Writing about Real Life and Restorative Justice
Alessandra Harris Profile
Alessandra Harris Profile
What attracted you to writing, and what role did faith play in your path along the way?
When I took an inventory to discover my charisms, writing was at the top of the list. I do feel I have a God-given gift to express myself through writing. As I have grown and matured in my faith, I have had more opportunities to combine my love for writing and faith.
When did you start writing for online Catholic media?
In 2020, a group of lay Black Catholics and I co-founded the media news site Black Catholic Messenger, which is geared toward the African American Catholic community. We recognized that Black culture and the Black Catholic experience are unique and have specific concerns and needs not met by secular or Catholic media. I have written for the National Catholic Reporter, America Magazine, US Catholic, Notre Dame’s Grotto Network, The Catholic Worker, and Where Peter Is, just to name a few.
Your most recent work of fiction, Last Place Seen, published by a small independent press, won 1st place in the Best Thriller category for the Indies Today Book Awards. How was that accolade personally affirming?
I am pleased that the message I wanted to convey in Last Place Seen struck a positive chord with people. I wanted to humanize people who were formerly incarcerated and their families and portray just how hard it can be for people to get back on their feet and re-enter society after a conviction.
What keeps inspiring or challenging you to write about topics related to your Catholic faith?
There are 3 million Black Catholics in the United States and many historically Black Catholic Churches that date back to the 1800s, yet I hear people say they did not know that Black Catholics exist. I am inspired to write about topics that are relevant to my life as a Black Catholic wife, mom, and US and global citizen through the lens of my faith as well as my personal experience.
Which faith-related topic do you find yourself writing about frequently?
I have written on a diverse range of ideas on my personal blog since 2015 and through numerous Catholic publications. Mass incarceration, viewed through the lens of segregation and Jim Crow, is one of the most critical issues facing African Americans and our society today. I feel that God is calling me to raise awareness about it. I am excited for my next book, and my first non-fiction book, In the Shadow of Freedom: An Enduring Call for Racial Justice, with Orbis Books, is coming out next year.

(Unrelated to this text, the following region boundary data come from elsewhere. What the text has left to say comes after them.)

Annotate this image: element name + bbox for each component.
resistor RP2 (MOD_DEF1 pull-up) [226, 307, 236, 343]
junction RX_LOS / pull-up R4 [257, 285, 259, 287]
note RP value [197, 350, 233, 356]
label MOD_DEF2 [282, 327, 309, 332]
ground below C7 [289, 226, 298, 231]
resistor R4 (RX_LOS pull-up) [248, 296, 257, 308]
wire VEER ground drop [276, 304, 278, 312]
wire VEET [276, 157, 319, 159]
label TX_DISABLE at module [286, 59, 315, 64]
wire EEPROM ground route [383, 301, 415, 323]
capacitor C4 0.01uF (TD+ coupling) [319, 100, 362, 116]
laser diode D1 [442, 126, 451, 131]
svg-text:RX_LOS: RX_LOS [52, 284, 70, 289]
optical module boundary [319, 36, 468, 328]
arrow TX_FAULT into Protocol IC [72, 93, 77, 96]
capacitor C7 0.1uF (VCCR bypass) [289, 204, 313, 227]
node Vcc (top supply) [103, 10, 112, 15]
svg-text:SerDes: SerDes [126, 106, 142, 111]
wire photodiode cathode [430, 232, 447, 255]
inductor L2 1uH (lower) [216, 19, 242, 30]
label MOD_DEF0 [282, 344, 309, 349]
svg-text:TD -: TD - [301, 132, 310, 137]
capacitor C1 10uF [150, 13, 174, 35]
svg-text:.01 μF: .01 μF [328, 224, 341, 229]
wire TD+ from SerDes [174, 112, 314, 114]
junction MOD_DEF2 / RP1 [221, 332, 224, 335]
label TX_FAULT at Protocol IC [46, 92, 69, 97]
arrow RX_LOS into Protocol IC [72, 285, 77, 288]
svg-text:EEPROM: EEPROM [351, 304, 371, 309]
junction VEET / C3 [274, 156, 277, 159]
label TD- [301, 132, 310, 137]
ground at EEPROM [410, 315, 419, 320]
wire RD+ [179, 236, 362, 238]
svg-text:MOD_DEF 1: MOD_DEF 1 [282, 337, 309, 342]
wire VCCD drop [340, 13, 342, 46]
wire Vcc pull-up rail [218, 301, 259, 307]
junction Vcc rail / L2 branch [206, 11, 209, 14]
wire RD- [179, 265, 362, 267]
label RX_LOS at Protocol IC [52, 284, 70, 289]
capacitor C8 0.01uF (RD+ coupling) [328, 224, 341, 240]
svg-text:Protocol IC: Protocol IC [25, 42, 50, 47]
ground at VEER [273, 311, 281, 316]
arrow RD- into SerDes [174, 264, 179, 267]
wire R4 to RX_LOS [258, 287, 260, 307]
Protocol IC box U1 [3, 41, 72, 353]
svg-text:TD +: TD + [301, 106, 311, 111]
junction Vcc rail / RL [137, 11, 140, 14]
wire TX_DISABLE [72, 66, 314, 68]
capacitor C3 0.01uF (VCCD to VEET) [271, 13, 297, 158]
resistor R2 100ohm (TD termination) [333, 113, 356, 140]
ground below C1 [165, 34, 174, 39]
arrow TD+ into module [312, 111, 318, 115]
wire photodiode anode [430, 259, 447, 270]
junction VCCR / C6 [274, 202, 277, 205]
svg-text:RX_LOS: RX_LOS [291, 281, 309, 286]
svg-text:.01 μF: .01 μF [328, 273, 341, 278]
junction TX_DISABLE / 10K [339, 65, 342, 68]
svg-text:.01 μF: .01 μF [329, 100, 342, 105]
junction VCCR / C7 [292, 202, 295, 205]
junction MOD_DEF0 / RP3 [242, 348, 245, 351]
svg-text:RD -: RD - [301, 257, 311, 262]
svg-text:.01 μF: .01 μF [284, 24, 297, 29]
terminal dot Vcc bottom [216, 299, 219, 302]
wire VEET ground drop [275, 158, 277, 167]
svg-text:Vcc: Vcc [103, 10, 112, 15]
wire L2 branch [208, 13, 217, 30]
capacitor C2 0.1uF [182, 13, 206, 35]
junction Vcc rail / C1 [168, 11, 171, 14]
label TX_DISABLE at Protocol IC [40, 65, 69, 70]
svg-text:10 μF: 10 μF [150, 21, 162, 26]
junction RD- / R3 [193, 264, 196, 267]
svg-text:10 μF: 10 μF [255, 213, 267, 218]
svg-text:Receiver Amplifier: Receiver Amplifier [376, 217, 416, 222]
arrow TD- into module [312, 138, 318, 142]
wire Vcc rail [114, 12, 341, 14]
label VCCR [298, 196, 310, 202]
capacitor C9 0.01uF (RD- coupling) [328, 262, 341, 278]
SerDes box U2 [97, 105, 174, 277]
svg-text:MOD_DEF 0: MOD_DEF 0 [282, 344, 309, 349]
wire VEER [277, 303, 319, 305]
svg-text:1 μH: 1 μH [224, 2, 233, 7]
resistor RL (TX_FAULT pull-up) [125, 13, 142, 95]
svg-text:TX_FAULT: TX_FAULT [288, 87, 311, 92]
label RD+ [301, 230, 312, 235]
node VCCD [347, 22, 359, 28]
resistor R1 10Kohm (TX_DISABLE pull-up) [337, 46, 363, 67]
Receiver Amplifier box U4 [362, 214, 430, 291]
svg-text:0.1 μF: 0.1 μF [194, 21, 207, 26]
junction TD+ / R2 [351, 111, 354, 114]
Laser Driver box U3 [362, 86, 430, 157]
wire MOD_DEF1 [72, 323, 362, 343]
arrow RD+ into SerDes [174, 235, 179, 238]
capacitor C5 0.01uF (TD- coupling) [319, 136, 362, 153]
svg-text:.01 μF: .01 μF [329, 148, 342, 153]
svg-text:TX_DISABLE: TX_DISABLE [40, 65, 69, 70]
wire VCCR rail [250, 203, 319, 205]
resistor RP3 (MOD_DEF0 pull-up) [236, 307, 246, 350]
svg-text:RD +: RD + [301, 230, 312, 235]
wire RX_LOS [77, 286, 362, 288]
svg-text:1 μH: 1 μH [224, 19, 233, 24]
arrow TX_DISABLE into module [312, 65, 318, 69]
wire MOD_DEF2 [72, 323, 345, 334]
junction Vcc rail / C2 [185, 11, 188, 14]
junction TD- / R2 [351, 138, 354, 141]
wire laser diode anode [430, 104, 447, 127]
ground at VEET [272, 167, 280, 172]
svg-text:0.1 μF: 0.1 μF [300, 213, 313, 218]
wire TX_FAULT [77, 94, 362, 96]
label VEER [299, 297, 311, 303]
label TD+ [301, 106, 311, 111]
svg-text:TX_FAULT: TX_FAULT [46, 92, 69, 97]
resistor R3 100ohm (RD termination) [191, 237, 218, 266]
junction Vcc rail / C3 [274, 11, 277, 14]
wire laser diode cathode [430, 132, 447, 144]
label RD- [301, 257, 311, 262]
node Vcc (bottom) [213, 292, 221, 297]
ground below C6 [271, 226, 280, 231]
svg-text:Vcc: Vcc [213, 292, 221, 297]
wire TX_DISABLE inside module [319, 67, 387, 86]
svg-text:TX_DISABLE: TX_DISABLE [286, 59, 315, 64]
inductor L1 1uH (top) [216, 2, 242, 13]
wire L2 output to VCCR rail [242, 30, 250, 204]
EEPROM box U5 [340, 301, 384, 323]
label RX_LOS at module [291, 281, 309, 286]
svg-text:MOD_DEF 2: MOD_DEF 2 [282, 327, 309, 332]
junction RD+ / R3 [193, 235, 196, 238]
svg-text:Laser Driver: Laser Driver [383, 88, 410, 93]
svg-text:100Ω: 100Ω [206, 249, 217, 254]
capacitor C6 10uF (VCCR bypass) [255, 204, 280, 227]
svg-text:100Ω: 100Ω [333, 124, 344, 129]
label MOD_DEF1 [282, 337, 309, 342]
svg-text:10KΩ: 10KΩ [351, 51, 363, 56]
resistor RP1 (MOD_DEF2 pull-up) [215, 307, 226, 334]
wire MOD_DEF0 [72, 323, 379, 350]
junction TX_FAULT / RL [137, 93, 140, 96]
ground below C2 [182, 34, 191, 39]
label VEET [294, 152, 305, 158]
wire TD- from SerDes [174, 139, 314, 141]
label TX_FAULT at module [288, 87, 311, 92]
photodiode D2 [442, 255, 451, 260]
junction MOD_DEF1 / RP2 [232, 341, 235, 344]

What other activities has your faith inspired you to take up outside of writing?
In early 2021, I became involved with Abolition Apostles, a pen-pal ministry that connects people who are not incarcerated with people who are. I have developed great friendships with two women who are currently imprisoned, and my faith has inspired me to do that.
How do you feel your faith has and continues to transform you as a disciple of Christ?
In the last few years, I feel Jesus has called me to put my faith into action and answer a prophetic call to make the world a better place for people on the margins of society.
If you could choose one to two words to describe your writing to a Catholic reader who is newly acquainted with your work, what would it/they be and why?
Real life. I have faced many challenges in life, and I feel it is important to explore how one’s circumstances and opportunities influence the life-impacting decisions people make. In my first two novels, I explored marriage, mental illness, trauma, and family dynamics. In Last Place Seen, I portrayed how hard life can be for the formerly imprisoned and for people living in Silicon Valley who are generally struggling to pay the rent. Also, I wrote about how wildfires and climate change impact people’s everyday lives. I write to convey reality in the context of restorative justice and faith.
Alessandra Harris was born and raised in Santa Clara County and attended St. Justin’s Elementary, Archbishop Mitty High School, and San Jose State University, where she completed degrees in Comparative Religious and Middle East studies. She is an award-winning novelist, wife, and a mom of four: two college students and two high schoolers. She is an avid Golden State Warriors fan and an active parishioner in the diocese.